Here are a few things to consider before you begin.
|Freezing||Fast and simple. Stores longer without freezer burn when vacuum sealing.||Uses more electricity than other methods.|
|Canning||Uses little electricity for long term storage. Many crops can be done inexpensively.||Can be more time intensive than some methods.
|Freeze drying||Fast and relatively simple. Preserves flavor and nutrients.||More expensive up front cost.|
|Fermenting||Low cost, safe and easy to do.||Flavor of foods not to everyone's tastes. Takes several days to complete.|
|Pickling||Tasty and easy to do for beginners. Uses little electricity.||Higher salt content than other methods.|
|Preserving with sugar||Delicious and simple. Preserves fruit flavor, color and texture.||Not suitable for those on reduced sugar diets.|
|Dehydrating||Fast and simple. Relatively low cost for a product that stores longer.||Some flavor lost. Foods can be tougher to chew.|
Harvest and preservation tips
While each method has its own procedures and recipes, here are some general rules of thumb to make your home preservation as simple and as delicious as possible.
- Always use the freshest fruits and vegetables that you can find. If you’re fermenting, pick in the morning for the highest water content. If dehydrating, harvest in the afternoon after the sun has had the chance to concentrate flavors.
- Use only clean tools and equipment. Canning instructions will remind you to sterilize jars and lids. Fermenting and other methods also need bacteria-free surfaces and tools. Wash hands frequently with soap and water and follow any sterilization instructions carefully.
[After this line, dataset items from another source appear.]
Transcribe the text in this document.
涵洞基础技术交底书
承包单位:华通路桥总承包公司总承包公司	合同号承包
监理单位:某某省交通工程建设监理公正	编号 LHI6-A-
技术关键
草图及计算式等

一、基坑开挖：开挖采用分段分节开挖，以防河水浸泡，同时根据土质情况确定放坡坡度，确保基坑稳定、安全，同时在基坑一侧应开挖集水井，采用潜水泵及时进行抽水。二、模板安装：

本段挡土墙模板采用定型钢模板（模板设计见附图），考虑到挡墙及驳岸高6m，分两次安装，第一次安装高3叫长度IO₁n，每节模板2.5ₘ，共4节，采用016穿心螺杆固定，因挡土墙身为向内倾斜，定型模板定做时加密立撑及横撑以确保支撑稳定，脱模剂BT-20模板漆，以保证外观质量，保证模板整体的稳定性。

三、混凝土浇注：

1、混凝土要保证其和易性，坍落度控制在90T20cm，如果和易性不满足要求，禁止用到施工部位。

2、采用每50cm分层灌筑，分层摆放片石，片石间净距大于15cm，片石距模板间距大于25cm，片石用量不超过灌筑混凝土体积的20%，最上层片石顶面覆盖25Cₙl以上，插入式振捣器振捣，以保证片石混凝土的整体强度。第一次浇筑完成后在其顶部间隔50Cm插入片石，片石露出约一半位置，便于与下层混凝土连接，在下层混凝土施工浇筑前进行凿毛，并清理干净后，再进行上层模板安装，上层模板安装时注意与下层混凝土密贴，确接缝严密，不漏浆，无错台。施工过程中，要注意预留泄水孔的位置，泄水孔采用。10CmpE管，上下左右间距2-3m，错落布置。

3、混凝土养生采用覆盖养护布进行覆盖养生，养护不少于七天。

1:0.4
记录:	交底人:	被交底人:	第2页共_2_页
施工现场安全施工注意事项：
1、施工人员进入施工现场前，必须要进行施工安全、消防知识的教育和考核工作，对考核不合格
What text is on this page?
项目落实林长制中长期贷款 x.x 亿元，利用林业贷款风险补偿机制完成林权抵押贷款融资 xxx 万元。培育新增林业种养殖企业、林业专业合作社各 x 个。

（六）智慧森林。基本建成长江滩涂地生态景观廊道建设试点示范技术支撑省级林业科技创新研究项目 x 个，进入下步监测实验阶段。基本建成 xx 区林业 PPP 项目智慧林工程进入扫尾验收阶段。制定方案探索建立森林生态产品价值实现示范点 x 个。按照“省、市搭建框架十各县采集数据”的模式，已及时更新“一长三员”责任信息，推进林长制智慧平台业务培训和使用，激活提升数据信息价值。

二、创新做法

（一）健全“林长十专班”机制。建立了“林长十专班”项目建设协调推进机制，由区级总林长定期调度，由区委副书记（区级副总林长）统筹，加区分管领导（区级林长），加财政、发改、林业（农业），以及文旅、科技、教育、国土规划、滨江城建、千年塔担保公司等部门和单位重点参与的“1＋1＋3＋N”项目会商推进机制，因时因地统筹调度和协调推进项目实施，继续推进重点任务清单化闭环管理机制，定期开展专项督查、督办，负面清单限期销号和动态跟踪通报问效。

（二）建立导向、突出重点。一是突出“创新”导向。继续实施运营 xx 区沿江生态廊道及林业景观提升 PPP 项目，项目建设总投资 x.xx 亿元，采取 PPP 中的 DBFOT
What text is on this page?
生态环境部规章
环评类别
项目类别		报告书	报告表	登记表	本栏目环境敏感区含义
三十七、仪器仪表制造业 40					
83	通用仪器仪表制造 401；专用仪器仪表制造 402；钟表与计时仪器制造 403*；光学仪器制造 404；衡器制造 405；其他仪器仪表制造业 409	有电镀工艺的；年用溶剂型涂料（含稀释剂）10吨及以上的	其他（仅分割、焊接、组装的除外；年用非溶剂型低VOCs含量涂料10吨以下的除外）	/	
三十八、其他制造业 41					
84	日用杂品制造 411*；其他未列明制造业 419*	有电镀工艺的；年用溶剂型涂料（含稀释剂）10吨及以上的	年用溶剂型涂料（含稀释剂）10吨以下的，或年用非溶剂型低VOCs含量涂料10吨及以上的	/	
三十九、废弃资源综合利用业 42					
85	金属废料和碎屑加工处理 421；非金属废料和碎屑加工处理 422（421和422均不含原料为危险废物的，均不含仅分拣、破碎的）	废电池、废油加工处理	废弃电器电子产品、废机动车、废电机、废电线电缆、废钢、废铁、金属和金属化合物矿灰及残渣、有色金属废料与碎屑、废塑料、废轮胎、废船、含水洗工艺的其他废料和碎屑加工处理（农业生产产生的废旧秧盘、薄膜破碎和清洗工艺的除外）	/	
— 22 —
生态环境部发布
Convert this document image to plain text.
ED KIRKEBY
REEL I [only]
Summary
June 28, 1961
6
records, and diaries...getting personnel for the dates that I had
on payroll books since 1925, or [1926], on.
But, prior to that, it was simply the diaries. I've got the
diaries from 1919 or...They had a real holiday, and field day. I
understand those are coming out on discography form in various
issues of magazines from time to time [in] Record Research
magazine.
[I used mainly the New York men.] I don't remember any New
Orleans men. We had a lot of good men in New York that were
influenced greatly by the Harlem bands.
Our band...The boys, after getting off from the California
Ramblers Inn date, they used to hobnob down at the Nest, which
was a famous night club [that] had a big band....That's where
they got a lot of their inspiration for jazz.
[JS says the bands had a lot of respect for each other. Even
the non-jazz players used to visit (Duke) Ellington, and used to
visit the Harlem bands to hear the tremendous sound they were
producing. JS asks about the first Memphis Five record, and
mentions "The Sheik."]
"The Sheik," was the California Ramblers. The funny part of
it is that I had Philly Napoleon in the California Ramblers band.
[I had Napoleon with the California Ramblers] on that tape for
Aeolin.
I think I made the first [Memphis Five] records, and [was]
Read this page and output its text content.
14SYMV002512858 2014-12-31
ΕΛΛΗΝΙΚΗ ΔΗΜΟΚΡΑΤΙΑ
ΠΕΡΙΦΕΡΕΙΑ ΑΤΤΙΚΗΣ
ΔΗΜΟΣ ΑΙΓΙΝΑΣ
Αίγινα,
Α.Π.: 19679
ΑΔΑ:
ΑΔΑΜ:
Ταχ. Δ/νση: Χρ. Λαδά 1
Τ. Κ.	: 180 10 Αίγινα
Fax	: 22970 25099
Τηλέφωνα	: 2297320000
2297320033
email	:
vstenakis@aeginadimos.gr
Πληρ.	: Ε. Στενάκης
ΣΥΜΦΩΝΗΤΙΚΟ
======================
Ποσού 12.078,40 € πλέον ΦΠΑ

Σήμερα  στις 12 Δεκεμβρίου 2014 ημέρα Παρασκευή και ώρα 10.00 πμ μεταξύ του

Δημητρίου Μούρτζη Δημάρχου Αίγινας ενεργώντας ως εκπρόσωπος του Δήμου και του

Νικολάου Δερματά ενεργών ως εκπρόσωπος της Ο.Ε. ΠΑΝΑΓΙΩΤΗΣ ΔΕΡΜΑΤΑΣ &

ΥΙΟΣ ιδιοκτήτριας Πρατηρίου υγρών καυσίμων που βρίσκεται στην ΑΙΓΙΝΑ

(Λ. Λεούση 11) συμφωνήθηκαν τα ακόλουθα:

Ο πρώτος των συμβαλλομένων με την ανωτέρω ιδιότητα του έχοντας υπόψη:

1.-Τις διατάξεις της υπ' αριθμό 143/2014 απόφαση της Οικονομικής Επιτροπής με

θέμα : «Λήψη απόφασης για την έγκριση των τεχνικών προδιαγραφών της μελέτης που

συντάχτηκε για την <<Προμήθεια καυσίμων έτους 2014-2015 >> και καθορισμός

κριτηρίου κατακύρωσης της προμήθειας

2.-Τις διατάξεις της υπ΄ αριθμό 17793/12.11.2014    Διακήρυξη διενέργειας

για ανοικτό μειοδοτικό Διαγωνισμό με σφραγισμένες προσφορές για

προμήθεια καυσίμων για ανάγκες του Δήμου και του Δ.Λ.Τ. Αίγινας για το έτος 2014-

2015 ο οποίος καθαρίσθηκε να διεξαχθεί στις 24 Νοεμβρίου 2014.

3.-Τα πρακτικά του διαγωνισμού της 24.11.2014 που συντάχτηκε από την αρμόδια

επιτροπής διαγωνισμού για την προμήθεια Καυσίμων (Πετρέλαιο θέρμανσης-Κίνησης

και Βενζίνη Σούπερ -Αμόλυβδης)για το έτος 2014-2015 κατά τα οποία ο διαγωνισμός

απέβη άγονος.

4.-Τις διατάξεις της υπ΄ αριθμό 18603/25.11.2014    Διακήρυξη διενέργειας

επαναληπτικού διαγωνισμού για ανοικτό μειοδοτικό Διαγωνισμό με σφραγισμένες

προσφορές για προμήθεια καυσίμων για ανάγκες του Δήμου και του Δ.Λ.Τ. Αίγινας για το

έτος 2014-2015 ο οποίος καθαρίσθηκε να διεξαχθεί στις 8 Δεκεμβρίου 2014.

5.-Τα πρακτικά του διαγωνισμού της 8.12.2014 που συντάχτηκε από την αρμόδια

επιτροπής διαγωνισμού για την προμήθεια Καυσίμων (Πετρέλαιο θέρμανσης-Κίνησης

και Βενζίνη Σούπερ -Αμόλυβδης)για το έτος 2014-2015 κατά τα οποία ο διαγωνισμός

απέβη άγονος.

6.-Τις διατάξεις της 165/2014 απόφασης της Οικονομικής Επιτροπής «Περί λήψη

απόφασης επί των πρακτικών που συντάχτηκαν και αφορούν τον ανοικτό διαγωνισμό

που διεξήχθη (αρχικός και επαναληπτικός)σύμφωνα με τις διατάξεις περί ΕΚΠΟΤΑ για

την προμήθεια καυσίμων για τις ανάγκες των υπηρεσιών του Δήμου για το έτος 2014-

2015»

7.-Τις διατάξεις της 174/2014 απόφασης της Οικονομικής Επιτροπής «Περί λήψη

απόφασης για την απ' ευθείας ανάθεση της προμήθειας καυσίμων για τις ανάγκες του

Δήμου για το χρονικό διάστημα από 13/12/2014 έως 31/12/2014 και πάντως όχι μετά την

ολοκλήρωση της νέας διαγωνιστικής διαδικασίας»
- Follow recipes precisely. Recipes for home preservation are carefully calibrated for flavor and safety. Don’t substitute vinegars or other acidic ingredients, since the percent of acetic acid is important to the overall pH of the recipe. If you’re looking to reduce salt or sugar for health reasons, use a low-sodium or low-sugar recipe tested for that purpose.
- Mix ingredients thoroughly. When fermenting, make sure salt is evenly distributed. In canning and pickling, salt and vinegars must be evenly mixed for best results.
- Use timers and thermometers. Most home food preserving recipes will require you to time your foods while processing. Invest in a good quality timer that works without fail. If you’re dehydrating fresh food, make sure your dehydrator has a temperature gauge in the range of 85 to 150 degrees. A fan or blower will help your food dry more evenly. If using a pressure canner, periodically test your pressure gauge to make sure everything is working properly.